Reino Unido e França exigem que sejam suspensos sítios de cidades sírias

Nova York, 12 Jan 2016 (AFP) - Os embaixadores do Reino Unido e da França na ONU exigiram nesta segunda-feira o fim dos sítios às cidades sírias, no momento em que um comboio das Nações Unidas chega ao povoado de Madaya, controlado pelos rebeldes, para entregar alimentos aos residentes famintos.

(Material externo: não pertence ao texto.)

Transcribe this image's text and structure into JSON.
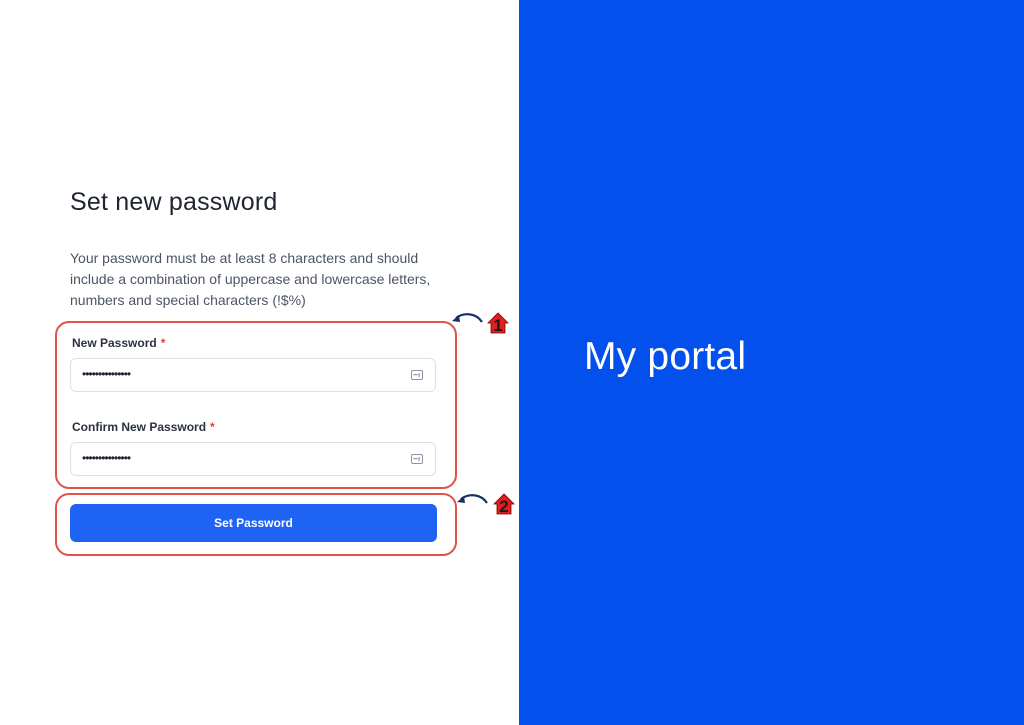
{
  "brand": {
    "text": "My portal",
    "color": "#0450EC"
  },
  "form": {
    "title": "Set new password",
    "description": "Your password must be at least 8 characters and should include a combination of uppercase and lowercase letters, numbers and special characters (!$%)",
    "new_password": {
      "label": "New Password",
      "required_mark": "*",
      "value": "•••••••••••••••"
    },
    "confirm_password": {
      "label": "Confirm New Password",
      "required_mark": "*",
      "value": "•••••••••••••••"
    },
    "submit_label": "Set Password",
    "button_color": "#1F63F4"
  },
  "annotations": {
    "marker1": "1",
    "marker2": "2",
    "highlight_color": "#E0524A"
  }
}
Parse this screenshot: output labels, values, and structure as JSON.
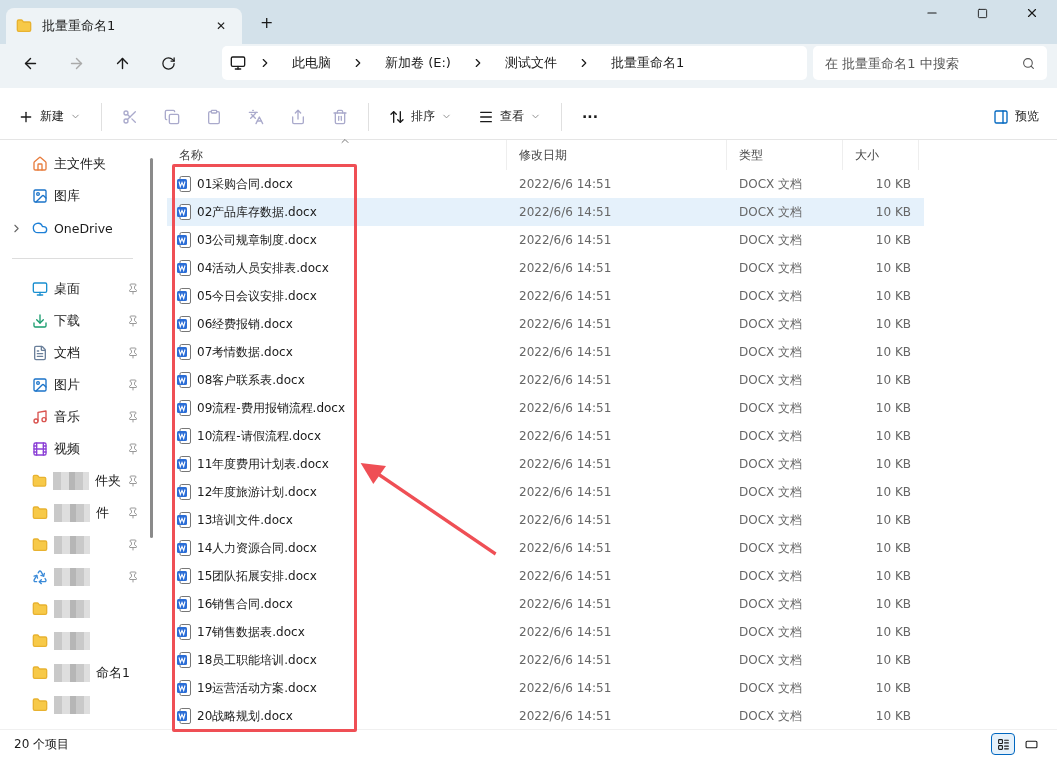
{
  "tab": {
    "title": "批量重命名1",
    "close": "✕",
    "new": "+"
  },
  "address": {
    "crumbs": [
      "此电脑",
      "新加卷 (E:)",
      "测试文件",
      "批量重命名1"
    ],
    "search_placeholder": "在 批量重命名1 中搜索"
  },
  "toolbar": {
    "new": "新建",
    "sort": "排序",
    "view": "查看",
    "more": "···",
    "preview": "预览"
  },
  "sidebar": {
    "top": [
      {
        "label": "主文件夹",
        "kind": "home",
        "expandable": false
      },
      {
        "label": "图库",
        "kind": "gallery",
        "expandable": false
      },
      {
        "label": "OneDrive",
        "kind": "cloud",
        "expandable": true
      }
    ],
    "pinned": [
      {
        "label": "桌面",
        "kind": "desktop",
        "pinned": true,
        "redacted": false
      },
      {
        "label": "下载",
        "kind": "download",
        "pinned": true,
        "redacted": false
      },
      {
        "label": "文档",
        "kind": "docs",
        "pinned": true,
        "redacted": false
      },
      {
        "label": "图片",
        "kind": "pictures",
        "pinned": true,
        "redacted": false
      },
      {
        "label": "音乐",
        "kind": "music",
        "pinned": true,
        "redacted": false
      },
      {
        "label": "视频",
        "kind": "video",
        "pinned": true,
        "redacted": false
      },
      {
        "label": "件夹",
        "kind": "folder",
        "pinned": true,
        "redacted": true
      },
      {
        "label": "件",
        "kind": "folder",
        "pinned": true,
        "redacted": true
      },
      {
        "kind": "folder",
        "pinned": true,
        "redacted": true
      },
      {
        "kind": "recycle",
        "pinned": true,
        "redacted": true
      },
      {
        "kind": "folder",
        "pinned": false,
        "redacted": true
      },
      {
        "kind": "folder",
        "pinned": false,
        "redacted": true
      },
      {
        "label": "命名1",
        "kind": "folder",
        "pinned": false,
        "redacted": true
      },
      {
        "kind": "folder",
        "pinned": false,
        "redacted": true
      }
    ]
  },
  "table": {
    "columns": [
      "名称",
      "修改日期",
      "类型",
      "大小"
    ],
    "rows": [
      {
        "name": "01采购合同.docx",
        "date": "2022/6/6 14:51",
        "type": "DOCX 文档",
        "size": "10 KB",
        "hovered": false
      },
      {
        "name": "02产品库存数据.docx",
        "date": "2022/6/6 14:51",
        "type": "DOCX 文档",
        "size": "10 KB",
        "hovered": true
      },
      {
        "name": "03公司规章制度.docx",
        "date": "2022/6/6 14:51",
        "type": "DOCX 文档",
        "size": "10 KB",
        "hovered": false
      },
      {
        "name": "04活动人员安排表.docx",
        "date": "2022/6/6 14:51",
        "type": "DOCX 文档",
        "size": "10 KB",
        "hovered": false
      },
      {
        "name": "05今日会议安排.docx",
        "date": "2022/6/6 14:51",
        "type": "DOCX 文档",
        "size": "10 KB",
        "hovered": false
      },
      {
        "name": "06经费报销.docx",
        "date": "2022/6/6 14:51",
        "type": "DOCX 文档",
        "size": "10 KB",
        "hovered": false
      },
      {
        "name": "07考情数据.docx",
        "date": "2022/6/6 14:51",
        "type": "DOCX 文档",
        "size": "10 KB",
        "hovered": false
      },
      {
        "name": "08客户联系表.docx",
        "date": "2022/6/6 14:51",
        "type": "DOCX 文档",
        "size": "10 KB",
        "hovered": false
      },
      {
        "name": "09流程-费用报销流程.docx",
        "date": "2022/6/6 14:51",
        "type": "DOCX 文档",
        "size": "10 KB",
        "hovered": false
      },
      {
        "name": "10流程-请假流程.docx",
        "date": "2022/6/6 14:51",
        "type": "DOCX 文档",
        "size": "10 KB",
        "hovered": false
      },
      {
        "name": "11年度费用计划表.docx",
        "date": "2022/6/6 14:51",
        "type": "DOCX 文档",
        "size": "10 KB",
        "hovered": false
      },
      {
        "name": "12年度旅游计划.docx",
        "date": "2022/6/6 14:51",
        "type": "DOCX 文档",
        "size": "10 KB",
        "hovered": false
      },
      {
        "name": "13培训文件.docx",
        "date": "2022/6/6 14:51",
        "type": "DOCX 文档",
        "size": "10 KB",
        "hovered": false
      },
      {
        "name": "14人力资源合同.docx",
        "date": "2022/6/6 14:51",
        "type": "DOCX 文档",
        "size": "10 KB",
        "hovered": false
      },
      {
        "name": "15团队拓展安排.docx",
        "date": "2022/6/6 14:51",
        "type": "DOCX 文档",
        "size": "10 KB",
        "hovered": false
      },
      {
        "name": "16销售合同.docx",
        "date": "2022/6/6 14:51",
        "type": "DOCX 文档",
        "size": "10 KB",
        "hovered": false
      },
      {
        "name": "17销售数据表.docx",
        "date": "2022/6/6 14:51",
        "type": "DOCX 文档",
        "size": "10 KB",
        "hovered": false
      },
      {
        "name": "18员工职能培训.docx",
        "date": "2022/6/6 14:51",
        "type": "DOCX 文档",
        "size": "10 KB",
        "hovered": false
      },
      {
        "name": "19运营活动方案.docx",
        "date": "2022/6/6 14:51",
        "type": "DOCX 文档",
        "size": "10 KB",
        "hovered": false
      },
      {
        "name": "20战略规划.docx",
        "date": "2022/6/6 14:51",
        "type": "DOCX 文档",
        "size": "10 KB",
        "hovered": false
      }
    ]
  },
  "status": {
    "count": "20 个项目",
    "views": [
      {
        "kind": "details",
        "selected": true
      },
      {
        "kind": "tiles",
        "selected": false
      }
    ]
  }
}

O embaixador sírio afirmou que nenhum civil morreu de fome em Madaya, desmentindo organizações humanitárias.

O Conselho de Segurança iniciou consultas a portas fechadas sobre este tema em Nova York, ao mesmo tempo que chegava a Madaya, cidade próxima a Damasco sitiada há seis meses pelo exército do presidente Bashar Al-Assad, um comboio com ajuda humanitária.

O regime concordou, na semana passada, em autorizar a entrega de alimentos em Madaya, o que também será permitido em outros povoados sitiados e controlados por rebeldes.

"Deixar civis à beira da morte por fome é uma tática desumana usada pelo regime de Assad e seus aliados", declarou o embaixador britânico, Matthew Rycroft.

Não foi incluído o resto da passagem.